In the fields of life sciences and medicine, scientists have long dreamed of possessing a kind of “smart weapon” capable of precisely identifying and eliminating cells from complex environments based on their unique genetic “fingerprints” or transcriptional states. Whether used to destroy cancer cells, remove pathogen-infected cells, or shape specific cell populations, such a technology would represent a revolutionary breakthrough. However, existing approaches such as small-molecule drugs and antibodies often struggle to address complex genetic mutations or changes in non-coding RNAs.
In recent years, CRISPR technology, often referred to as “genetic scissors”, has brought new hope. However, its core tools, such as Cas9, are mainly used for gene editing in eukaryotic cells and are difficult to apply directly for efficient and specific killing of target cells. This is because cells can effectively repair the DNA breaks caused by Cas9. Scientists have therefore urgently needed a new system that can function in eukaryotic cells like a “smart bomb,” triggered by specific RNA signals to carry out cell-elimination commands.
Recently, a collaborative team including Yang Liu from the University of Utah published a research paper online in Nature titled “RNA-triggered cell killing with CRISPR-Cas12a2”. The study successfully engineered a novel CRISPR nuclease called Cas12a2 into a “programmable cell eliminator” suitable for use in eukaryotic cells.
Unlike Cas9, Cas12a2 has a unique feature: when it recognizes a target RNA that perfectly matches its guide RNA (gRNA), it rapidly activates its internal “switch”, shifting from a “standby” state to an “attack” state. Once activated, Cas12a2 releases indiscriminate, nonspecific DNA-cutting activity, triggering widespread DNA double-strand breaks inside the cell nucleus.
In the study, scientists expressed the Cas12a2 protein in human cells and yeast cells. When guide RNAs targeting specific mRNAs were present in the cells, Cas12a2 became activated as soon as it recognized and matched the target RNA signal. The resulting DNA damage acted like a “bomb” detonating inside the cell, making the cell unable to survive and thereby achieving precise elimination.
The research team demonstrated the strong power and high specificity of this platform. They successfully programmed the Cas12a2 system for several applications:
- Eliminating pathogen-infected cells: By targeting specific mRNAs from human papillomavirus (HPV), the system successfully cleared HPV-infected cells, providing a new strategy for eliminating viral infections.
- Purifying gene-edited cell populations: In gene-editing experiments, the system can specifically eliminate “wild-type” cells that were not successfully edited, thereby efficiently enriching the population of edited cells and improving experimental efficiency.
- Targeting oncogenic mutations: By designing gRNAs that target a common cancer-driving point mutation in the KRAS gene, G12V, the Cas12a2 system was able to specifically kill cancer cells carrying the mutation while sparing normal healthy cells, demonstrating its great potential in precision cancer therapy.

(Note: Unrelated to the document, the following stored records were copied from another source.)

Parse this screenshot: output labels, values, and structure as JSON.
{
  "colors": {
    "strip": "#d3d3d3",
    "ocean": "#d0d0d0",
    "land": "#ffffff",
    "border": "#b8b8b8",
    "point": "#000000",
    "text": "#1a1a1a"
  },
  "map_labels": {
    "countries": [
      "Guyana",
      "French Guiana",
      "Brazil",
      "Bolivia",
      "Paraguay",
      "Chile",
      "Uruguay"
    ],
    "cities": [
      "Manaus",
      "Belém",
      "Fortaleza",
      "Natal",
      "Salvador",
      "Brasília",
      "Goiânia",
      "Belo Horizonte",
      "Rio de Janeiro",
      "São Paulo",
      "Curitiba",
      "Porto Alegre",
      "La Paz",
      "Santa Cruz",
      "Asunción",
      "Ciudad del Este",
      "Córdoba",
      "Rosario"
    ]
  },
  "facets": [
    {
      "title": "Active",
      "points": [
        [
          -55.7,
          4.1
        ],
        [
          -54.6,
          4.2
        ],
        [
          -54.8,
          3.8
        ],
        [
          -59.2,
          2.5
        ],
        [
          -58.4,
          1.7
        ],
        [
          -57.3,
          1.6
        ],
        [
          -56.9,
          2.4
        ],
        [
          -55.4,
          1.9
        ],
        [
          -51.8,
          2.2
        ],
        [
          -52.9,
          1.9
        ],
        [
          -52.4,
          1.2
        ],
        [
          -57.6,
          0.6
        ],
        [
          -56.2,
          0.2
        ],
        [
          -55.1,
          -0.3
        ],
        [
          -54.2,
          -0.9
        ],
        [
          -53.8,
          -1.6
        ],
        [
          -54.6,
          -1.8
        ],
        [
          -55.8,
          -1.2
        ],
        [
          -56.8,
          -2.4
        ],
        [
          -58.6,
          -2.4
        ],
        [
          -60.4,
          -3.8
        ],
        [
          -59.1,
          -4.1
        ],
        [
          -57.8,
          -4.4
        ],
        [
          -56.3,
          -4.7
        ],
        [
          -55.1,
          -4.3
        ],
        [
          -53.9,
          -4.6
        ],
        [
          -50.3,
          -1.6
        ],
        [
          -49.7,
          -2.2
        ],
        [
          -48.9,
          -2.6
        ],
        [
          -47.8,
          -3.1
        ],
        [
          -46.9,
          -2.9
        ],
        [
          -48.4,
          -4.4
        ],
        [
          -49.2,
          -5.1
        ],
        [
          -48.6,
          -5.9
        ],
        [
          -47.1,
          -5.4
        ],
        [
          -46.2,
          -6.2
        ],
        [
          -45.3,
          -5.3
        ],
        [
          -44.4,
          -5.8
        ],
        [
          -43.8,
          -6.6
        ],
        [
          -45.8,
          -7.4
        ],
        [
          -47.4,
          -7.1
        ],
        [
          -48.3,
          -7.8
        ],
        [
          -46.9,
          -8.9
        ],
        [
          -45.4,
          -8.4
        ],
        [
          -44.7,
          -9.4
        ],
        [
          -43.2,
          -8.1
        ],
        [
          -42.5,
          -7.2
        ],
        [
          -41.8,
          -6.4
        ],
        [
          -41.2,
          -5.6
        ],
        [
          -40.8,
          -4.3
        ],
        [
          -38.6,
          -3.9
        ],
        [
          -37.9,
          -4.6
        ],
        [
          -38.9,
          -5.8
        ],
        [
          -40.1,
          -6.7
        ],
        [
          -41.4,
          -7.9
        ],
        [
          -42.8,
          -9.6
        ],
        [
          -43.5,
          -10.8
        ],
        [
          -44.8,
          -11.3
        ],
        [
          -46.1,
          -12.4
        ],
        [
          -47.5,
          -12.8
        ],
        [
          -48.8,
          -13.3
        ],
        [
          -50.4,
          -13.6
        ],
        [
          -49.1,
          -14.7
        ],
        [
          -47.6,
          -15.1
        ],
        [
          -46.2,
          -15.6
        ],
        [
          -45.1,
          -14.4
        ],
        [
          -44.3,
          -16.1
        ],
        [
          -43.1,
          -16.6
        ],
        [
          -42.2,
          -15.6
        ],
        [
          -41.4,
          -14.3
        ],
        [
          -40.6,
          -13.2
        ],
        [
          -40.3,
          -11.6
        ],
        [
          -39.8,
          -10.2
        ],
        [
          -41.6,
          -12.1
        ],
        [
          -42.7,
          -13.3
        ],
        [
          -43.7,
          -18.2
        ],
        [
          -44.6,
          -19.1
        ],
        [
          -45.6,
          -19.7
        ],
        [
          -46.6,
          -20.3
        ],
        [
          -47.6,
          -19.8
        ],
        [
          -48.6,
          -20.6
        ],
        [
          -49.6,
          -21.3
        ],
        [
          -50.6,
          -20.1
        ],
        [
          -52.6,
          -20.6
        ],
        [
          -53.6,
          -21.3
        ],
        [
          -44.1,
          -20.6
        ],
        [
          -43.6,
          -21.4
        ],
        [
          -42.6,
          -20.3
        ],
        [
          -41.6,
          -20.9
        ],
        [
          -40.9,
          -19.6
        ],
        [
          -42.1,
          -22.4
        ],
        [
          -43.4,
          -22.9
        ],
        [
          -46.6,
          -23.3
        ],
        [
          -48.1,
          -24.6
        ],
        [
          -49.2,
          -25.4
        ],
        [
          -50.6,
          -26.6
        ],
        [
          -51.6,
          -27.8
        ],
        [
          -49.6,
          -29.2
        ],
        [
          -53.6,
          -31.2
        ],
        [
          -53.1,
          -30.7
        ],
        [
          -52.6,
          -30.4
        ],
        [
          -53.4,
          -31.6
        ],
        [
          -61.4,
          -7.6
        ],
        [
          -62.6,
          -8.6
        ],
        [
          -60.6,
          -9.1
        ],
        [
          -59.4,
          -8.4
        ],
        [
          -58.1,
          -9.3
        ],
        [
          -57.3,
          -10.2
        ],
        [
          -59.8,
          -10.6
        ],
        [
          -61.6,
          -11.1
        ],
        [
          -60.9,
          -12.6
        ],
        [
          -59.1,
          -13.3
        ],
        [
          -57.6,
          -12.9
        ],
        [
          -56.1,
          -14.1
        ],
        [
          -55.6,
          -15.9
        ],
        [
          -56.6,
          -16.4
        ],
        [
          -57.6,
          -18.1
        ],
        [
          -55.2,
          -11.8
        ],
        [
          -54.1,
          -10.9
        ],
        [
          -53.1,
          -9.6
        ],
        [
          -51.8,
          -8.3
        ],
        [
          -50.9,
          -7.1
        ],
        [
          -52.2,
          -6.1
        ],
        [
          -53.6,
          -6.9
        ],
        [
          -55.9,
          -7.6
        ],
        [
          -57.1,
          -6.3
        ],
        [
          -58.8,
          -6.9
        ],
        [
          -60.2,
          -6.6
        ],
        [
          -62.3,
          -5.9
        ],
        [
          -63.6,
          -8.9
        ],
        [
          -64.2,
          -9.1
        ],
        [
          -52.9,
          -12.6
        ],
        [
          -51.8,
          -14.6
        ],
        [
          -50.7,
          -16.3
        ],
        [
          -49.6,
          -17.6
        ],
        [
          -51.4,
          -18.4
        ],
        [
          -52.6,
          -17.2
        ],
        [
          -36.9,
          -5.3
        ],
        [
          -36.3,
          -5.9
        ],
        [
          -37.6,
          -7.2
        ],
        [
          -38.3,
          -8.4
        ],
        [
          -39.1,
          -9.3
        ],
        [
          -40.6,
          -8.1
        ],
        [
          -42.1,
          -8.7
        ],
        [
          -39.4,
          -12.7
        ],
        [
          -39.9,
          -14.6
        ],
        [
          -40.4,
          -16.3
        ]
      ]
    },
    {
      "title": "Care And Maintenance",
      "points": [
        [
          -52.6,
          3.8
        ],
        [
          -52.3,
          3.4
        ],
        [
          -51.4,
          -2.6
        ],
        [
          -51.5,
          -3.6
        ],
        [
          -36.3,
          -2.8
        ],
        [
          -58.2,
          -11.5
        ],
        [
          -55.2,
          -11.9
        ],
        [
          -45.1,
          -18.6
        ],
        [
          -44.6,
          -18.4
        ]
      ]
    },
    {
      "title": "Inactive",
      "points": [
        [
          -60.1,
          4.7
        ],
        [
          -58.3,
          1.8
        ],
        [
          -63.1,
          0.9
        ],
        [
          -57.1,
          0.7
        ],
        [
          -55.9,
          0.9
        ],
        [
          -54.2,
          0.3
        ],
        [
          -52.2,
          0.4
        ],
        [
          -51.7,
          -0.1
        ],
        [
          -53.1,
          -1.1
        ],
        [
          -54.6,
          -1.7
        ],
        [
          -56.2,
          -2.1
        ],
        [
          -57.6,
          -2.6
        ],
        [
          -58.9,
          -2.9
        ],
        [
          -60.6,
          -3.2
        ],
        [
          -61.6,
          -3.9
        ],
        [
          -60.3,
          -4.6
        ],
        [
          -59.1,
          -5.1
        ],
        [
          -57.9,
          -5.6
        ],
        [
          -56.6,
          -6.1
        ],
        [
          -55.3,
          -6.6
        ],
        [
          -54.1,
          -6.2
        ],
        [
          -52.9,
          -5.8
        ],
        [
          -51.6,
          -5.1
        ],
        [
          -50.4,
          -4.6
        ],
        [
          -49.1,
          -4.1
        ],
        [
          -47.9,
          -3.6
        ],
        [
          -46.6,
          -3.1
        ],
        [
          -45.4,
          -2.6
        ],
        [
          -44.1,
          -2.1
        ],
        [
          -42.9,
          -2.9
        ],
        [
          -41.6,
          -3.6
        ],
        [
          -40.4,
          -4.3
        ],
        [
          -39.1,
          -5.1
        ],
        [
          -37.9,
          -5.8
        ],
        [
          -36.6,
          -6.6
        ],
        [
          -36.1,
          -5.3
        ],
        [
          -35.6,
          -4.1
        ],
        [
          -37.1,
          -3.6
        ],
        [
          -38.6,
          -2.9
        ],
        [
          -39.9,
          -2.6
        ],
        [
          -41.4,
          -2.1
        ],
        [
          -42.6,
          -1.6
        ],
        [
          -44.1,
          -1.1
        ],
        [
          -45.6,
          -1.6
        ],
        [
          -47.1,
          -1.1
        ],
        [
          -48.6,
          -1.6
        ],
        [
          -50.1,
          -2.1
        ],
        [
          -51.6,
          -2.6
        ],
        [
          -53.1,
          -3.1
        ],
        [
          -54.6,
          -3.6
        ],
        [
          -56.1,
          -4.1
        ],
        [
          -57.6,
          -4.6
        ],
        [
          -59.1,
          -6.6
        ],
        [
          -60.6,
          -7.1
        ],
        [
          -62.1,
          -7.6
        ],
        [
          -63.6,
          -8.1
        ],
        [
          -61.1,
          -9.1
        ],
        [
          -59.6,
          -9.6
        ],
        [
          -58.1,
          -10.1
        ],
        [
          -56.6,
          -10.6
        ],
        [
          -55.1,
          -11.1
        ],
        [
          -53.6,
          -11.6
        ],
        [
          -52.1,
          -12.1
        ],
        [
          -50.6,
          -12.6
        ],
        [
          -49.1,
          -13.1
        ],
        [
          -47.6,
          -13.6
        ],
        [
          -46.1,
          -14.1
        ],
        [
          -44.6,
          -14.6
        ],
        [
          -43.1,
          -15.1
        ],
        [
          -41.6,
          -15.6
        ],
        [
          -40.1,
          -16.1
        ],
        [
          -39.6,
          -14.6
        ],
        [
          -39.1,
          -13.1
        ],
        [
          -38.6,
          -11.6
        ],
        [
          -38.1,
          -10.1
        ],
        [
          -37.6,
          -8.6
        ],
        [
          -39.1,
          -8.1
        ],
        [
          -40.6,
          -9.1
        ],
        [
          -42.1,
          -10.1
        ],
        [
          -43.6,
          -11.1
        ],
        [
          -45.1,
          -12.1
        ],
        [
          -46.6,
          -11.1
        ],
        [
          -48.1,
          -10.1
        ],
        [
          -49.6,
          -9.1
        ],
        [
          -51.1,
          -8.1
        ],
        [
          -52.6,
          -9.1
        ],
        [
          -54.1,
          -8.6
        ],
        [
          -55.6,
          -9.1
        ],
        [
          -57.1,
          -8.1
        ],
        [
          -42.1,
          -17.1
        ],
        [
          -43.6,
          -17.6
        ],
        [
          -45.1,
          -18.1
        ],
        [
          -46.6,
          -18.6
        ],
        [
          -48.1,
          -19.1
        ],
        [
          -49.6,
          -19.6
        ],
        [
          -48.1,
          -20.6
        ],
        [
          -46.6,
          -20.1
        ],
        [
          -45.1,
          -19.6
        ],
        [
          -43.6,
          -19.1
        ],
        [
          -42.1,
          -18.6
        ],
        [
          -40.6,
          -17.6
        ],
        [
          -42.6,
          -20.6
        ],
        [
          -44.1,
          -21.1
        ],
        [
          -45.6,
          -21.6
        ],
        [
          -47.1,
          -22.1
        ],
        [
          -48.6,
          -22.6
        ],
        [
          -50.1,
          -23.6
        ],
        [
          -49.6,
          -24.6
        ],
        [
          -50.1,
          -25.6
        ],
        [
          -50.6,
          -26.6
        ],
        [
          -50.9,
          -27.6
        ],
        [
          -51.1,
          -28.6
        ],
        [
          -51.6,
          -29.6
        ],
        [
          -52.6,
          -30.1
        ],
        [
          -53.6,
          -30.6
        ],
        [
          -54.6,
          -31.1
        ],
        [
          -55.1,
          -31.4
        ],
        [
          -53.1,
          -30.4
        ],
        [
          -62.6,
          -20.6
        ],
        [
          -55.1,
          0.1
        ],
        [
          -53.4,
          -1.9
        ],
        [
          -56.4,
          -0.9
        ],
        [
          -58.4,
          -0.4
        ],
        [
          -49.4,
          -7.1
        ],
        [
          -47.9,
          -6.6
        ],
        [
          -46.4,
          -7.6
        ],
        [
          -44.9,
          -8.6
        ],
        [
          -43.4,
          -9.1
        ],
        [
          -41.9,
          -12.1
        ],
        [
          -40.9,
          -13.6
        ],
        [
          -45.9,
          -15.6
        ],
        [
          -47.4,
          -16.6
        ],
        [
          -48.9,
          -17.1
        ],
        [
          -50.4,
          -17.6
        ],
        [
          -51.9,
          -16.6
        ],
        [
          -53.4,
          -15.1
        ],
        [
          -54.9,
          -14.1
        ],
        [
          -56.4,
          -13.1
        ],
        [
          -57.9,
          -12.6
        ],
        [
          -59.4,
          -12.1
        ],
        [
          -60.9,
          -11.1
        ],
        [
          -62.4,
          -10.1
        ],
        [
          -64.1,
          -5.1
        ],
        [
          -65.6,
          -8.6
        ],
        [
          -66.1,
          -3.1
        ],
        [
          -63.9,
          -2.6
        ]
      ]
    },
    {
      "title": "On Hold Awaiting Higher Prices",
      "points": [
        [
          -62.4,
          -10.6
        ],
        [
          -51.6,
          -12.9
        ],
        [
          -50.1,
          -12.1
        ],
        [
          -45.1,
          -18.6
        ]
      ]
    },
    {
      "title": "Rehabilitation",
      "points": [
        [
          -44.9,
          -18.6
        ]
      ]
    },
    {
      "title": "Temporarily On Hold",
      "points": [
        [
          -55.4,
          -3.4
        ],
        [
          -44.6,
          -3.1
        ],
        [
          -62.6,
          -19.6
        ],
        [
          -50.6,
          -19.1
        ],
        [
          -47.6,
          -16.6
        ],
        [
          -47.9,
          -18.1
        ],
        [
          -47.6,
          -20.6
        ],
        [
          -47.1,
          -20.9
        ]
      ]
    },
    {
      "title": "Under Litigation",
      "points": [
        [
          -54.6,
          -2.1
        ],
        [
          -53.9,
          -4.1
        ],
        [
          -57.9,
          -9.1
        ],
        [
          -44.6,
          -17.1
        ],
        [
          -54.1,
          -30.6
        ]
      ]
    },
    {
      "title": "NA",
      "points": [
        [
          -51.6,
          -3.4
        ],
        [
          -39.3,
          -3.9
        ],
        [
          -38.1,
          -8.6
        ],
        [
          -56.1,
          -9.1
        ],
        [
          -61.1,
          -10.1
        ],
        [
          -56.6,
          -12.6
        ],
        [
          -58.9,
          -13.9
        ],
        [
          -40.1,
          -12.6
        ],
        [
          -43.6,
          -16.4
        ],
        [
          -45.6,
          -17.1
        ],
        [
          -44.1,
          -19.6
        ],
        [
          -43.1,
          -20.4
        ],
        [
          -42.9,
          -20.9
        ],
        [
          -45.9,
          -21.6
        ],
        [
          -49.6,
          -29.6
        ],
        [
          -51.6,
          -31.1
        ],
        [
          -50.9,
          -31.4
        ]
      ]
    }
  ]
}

Figure 1. Cas12a2 enables enrichment of gene-edited cells. (Scholz P, et al., 2026)
High Specificity and Broad Prospects
Crucially, the system showed extremely high fidelity. The study confirmed that Cas12a2 activation and cell killing are triggered only when the guide RNA perfectly matches the target RNA, with almost no observed off-target damage. This provides an important foundation for the safety of its future applications.
This research breaks through a major bottleneck of existing CRISPR technologies, which have been unable to directly and efficiently perform programmable cell elimination in eukaryotic cells. The Cas12a2 system functions like a “transcript-activated cell-killing switch”, greatly expanding the range of targetable cellular conditions. In the future, it may be developed into a next-generation tool for gene and cell therapy, used to treat cancer and viral infectious diseases, or serve as a powerful research tool for studying cell function. This work opens a new door toward truly “on-demand” cell manipulation.
Reference
- Scholz P, et al. RNA-triggered cell killing with CRISPR–Cas12a2. Nature, 2026: 1-10.